- Awarded for: significant contribution to advancing the field of tropical botany
- Presented by: Smithsonian National Museum of Natural History, USA
- First award: 2001
- Website: http://botany.si.edu/cuatrecasas/cuatrecasasmedal.cfm

= Cuatrecasas Medal for Excellence in Tropical Botany =

Scientific award

Jose Cuatrecasas Medal for Excellence in Tropical Botany was initiated in 2001 by the Smithsonian National Museum of Natural History, USA. It is named after José Cuatrecasas, a pioneering botanist and taxonomist who worked on the flora of tropical South America. It is awarded annually to a scientist who has made a very significant contribution to advancing the field of tropical botany.
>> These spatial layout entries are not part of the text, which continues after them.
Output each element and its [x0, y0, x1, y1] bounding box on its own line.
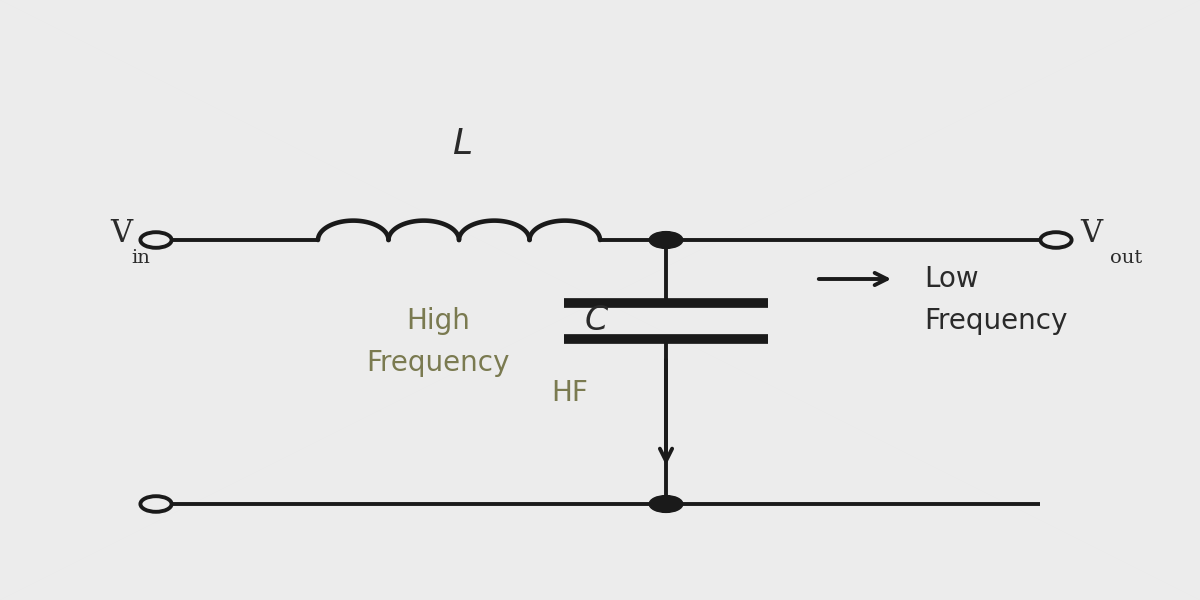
- Polygon shape: [0, 0, 1200, 300]
- Polygon shape: [600, 0, 1200, 600]
- Circle shape: [649, 232, 683, 248]
- Text: V: V: [1080, 218, 1102, 250]
- Text: V: V: [110, 218, 132, 250]
- Text: Low: Low: [924, 265, 979, 293]
- Circle shape: [649, 496, 683, 512]
- Polygon shape: [0, 0, 600, 600]
- Polygon shape: [0, 300, 1200, 600]
- Text: High: High: [406, 307, 470, 335]
- Text: Frequency: Frequency: [366, 349, 510, 377]
- Text: $C$: $C$: [584, 305, 610, 337]
- Text: $L$: $L$: [452, 127, 472, 161]
- Text: Frequency: Frequency: [924, 307, 1067, 335]
- Text: in: in: [131, 249, 150, 267]
- Text: HF: HF: [552, 379, 588, 407]
- Text: out: out: [1110, 249, 1142, 267]
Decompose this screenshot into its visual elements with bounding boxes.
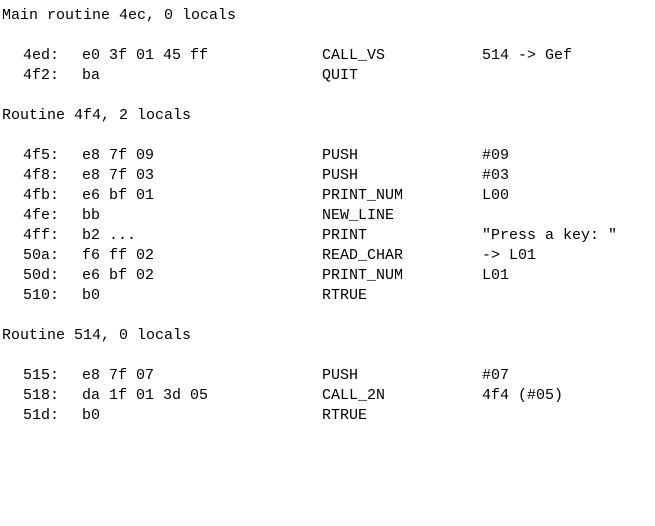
spacer (2, 26, 652, 46)
instruction-opcode: PRINT (322, 227, 368, 244)
instruction-operands: -> L01 (482, 247, 537, 264)
instruction-address: 515: (23, 367, 60, 384)
instruction-row: 4f8: e8 7f 03 PUSH #03 (2, 166, 652, 186)
instruction-address: 51d: (23, 407, 60, 424)
instruction-opcode: READ_CHAR (322, 247, 404, 264)
instruction-bytes: e8 7f 03 (82, 167, 155, 184)
instruction-address: 510: (23, 287, 60, 304)
instruction-address: 4fb: (23, 187, 60, 204)
instruction-row: 50a: f6 ff 02 READ_CHAR -> L01 (2, 246, 652, 266)
instruction-operands: #09 (482, 147, 510, 164)
instruction-bytes: e6 bf 01 (82, 187, 155, 204)
instruction-bytes: ba (82, 67, 101, 84)
instruction-bytes: e0 3f 01 45 ff (82, 47, 209, 64)
instruction-operands: 4f4 (#05) (482, 387, 564, 404)
instruction-address: 4f5: (23, 147, 60, 164)
instruction-address: 518: (23, 387, 60, 404)
instruction-address: 4f2: (23, 67, 60, 84)
instruction-address: 50d: (23, 267, 60, 284)
instruction-row: 4fb: e6 bf 01 PRINT_NUM L00 (2, 186, 652, 206)
instruction-address: 4ff: (23, 227, 60, 244)
instruction-row: 4fe: bb NEW_LINE (2, 206, 652, 226)
routine-header: Routine 4f4, 2 locals (2, 107, 192, 124)
instruction-opcode: NEW_LINE (322, 207, 395, 224)
instruction-row: 515: e8 7f 07 PUSH #07 (2, 366, 652, 386)
instruction-bytes: e6 bf 02 (82, 267, 155, 284)
routine-header: Routine 514, 0 locals (2, 327, 192, 344)
instruction-row: 4ff: b2 ... PRINT "Press a key: " (2, 226, 652, 246)
instruction-row: 4f2: ba QUIT (2, 66, 652, 86)
spacer (2, 126, 652, 146)
instruction-opcode: CALL_VS (322, 47, 386, 64)
instruction-address: 4ed: (23, 47, 60, 64)
instruction-opcode: PRINT_NUM (322, 187, 404, 204)
instruction-bytes: b0 (82, 287, 101, 304)
spacer (2, 346, 652, 366)
instruction-opcode: RTRUE (322, 407, 368, 424)
instruction-operands: L00 (482, 187, 510, 204)
instruction-bytes: bb (82, 207, 101, 224)
instruction-bytes: b2 ... (82, 227, 137, 244)
instruction-address: 4fe: (23, 207, 60, 224)
instruction-operands: #07 (482, 367, 510, 384)
instruction-bytes: e8 7f 07 (82, 367, 155, 384)
routine-header: Main routine 4ec, 0 locals (2, 7, 237, 24)
instruction-opcode: RTRUE (322, 287, 368, 304)
instruction-address: 50a: (23, 247, 60, 264)
instruction-row: 518: da 1f 01 3d 05 CALL_2N 4f4 (#05) (2, 386, 652, 406)
instruction-opcode: PUSH (322, 367, 359, 384)
instruction-bytes: da 1f 01 3d 05 (82, 387, 209, 404)
instruction-opcode: QUIT (322, 67, 359, 84)
instruction-row: 4f5: e8 7f 09 PUSH #09 (2, 146, 652, 166)
instruction-opcode: CALL_2N (322, 387, 386, 404)
instruction-opcode: PRINT_NUM (322, 267, 404, 284)
instruction-operands: 514 -> Gef (482, 47, 573, 64)
instruction-operands: L01 (482, 267, 510, 284)
spacer (2, 86, 652, 106)
instruction-bytes: b0 (82, 407, 101, 424)
spacer (2, 306, 652, 326)
instruction-opcode: PUSH (322, 167, 359, 184)
instruction-operands: #03 (482, 167, 510, 184)
disassembly-listing: Main routine 4ec, 0 locals 4ed: e0 3f 01… (2, 6, 652, 426)
instruction-address: 4f8: (23, 167, 60, 184)
instruction-opcode: PUSH (322, 147, 359, 164)
instruction-bytes: e8 7f 09 (82, 147, 155, 164)
instruction-bytes: f6 ff 02 (82, 247, 155, 264)
instruction-operands: "Press a key: " (482, 227, 618, 244)
instruction-row: 4ed: e0 3f 01 45 ff CALL_VS 514 -> Gef (2, 46, 652, 66)
instruction-row: 50d: e6 bf 02 PRINT_NUM L01 (2, 266, 652, 286)
instruction-row: 51d: b0 RTRUE (2, 406, 652, 426)
instruction-row: 510: b0 RTRUE (2, 286, 652, 306)
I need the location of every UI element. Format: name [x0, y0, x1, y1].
Nominations for the award can be made by all in the Botany Department at the museum.

The award is a bronze medal with an image of José Cuatrecasas on one side and the awardee's name and date of presentation on the other.

The awardees are:

2001: Rogers McVaugh a taxonomist of tropical and temperate species particularly Lobeliaceae and Myrtaceae, author of tropical floras for Panama, Guatemala, the Guyana Highlands and Mexico, and biographies of several botanists.

2002: P. Barry Tomlinson specialist in anatomy, morphology and tropical botany, author of books on mangroves, tropical trees, the anatomy of monocotyledons and with inspirational commitment to teaching students about the tropics.

2003: John Beaman long-time curator of the Michigan State University Herbarium, and especially for his work on the floras of Mexico and northern Borneo and the taxonomy Asteraceae.

2004: David John Mabberley for his work with the tropical genera Chisocheton (Meliaceae) and Grewia, on pachycaul trees and his authorship of several important books.

2005: Joint award to Jerzy Rzedowski and Graciela Calderón de Rzedowski for both their individual and joint contributions to tropical botany, especially of Mexico, including their regional floras and work on the genus Bursera (Burseraceae).

2006: Sherwin Carlquist, a wood anatomist especially of tropical angiosperm families who also worked on evolution of plants on islands.

2007: No award

2008: Mireya Correa, Director of the Herbarium of the University of Panama, for work on plant systematics, especially the flora of Panama, an educator and administrator.

2009: Norris H. Williams for his work on neotropical Orchidaceae that includes molecular phylogenetics, the chemistry of floral fragrances, and pollination biology that has advanced understanding of orchid evolution and insect pollinators.

2010: Beryl B. Simpson for work on the phylogeny and biogeography of several angiosperm groups (especially Krameriaceae, Polylepis (Rosaceae) and Perezia (Asteraceae)), primarily from the American Southwest, Mexico, and Central and South America.

2011: No award

2012: Walter S Judd for his research, field work, and teaching, especially his work with the Ericaceae, Melastomataceae, and Miconeae. Along with co-authors he has written Plant Systematics: A Phylogenetic Approach, one of the most widely used university-level text books in phylogenetics.

2013: Ana Maria Giulietti Harley for her research and field work especially of Eriocaulaceae and the flora of Brazil.

2014: H. Peter Linder for contributions to the systematics, biogeography, and evolution of Orchidaceae, Restionaceae, and Poaceae as well as work on identifying biogeographical patterns in the Southern Hemisphere and especially in Africa.

2015: Paulo Günter Windisch for his work on systematics, biogeography, and evolution of neotropical pteridophytes, and also for educating and mentoring university students in Brazil.

2016: Kamaljit S Bawa for his work on tropical biology and international conservation, especially reproductive ecology and population genetics in both the Old and New World tropics. He is the founder of the Ashoka Trust for Research in Ecology and the Environment.

2017: Robin B. Foster for work on cataloging the flora of Barro Colorado Island in Panama and then developing the first of a network of tropical forest dynamics plots that has advanced study of tropical ecosystems and theories for their function and high biodiversity.

2018: Alan K. Graham for his work on understanding the origins and history of neotropical floras that has made particular use of pollen and microfossils.

2019: Sandra D Knapp tropical botanist and educator, advocate for conserving biodiversity, floristics, collections, the relationships between plants and people and particularly for her work with the Solanaceae.

2020:

2021: Sebsebe Demissew for his life's work in conserving and recording the very diverse Ethiopian flora with many endemic species, and leadership of the Ethiopian Flora Project and the National Herbarium.

2022: Fabián A. Michelangeli for research on the systematics and taxonomy of Melastomataceae, ant-plant interactions and the floristics of the Guayana Highlands.

2023: Rafaela Campostrini Forzza from the University of São Paulo, Brazil, botanical collector, taxonomist and curator.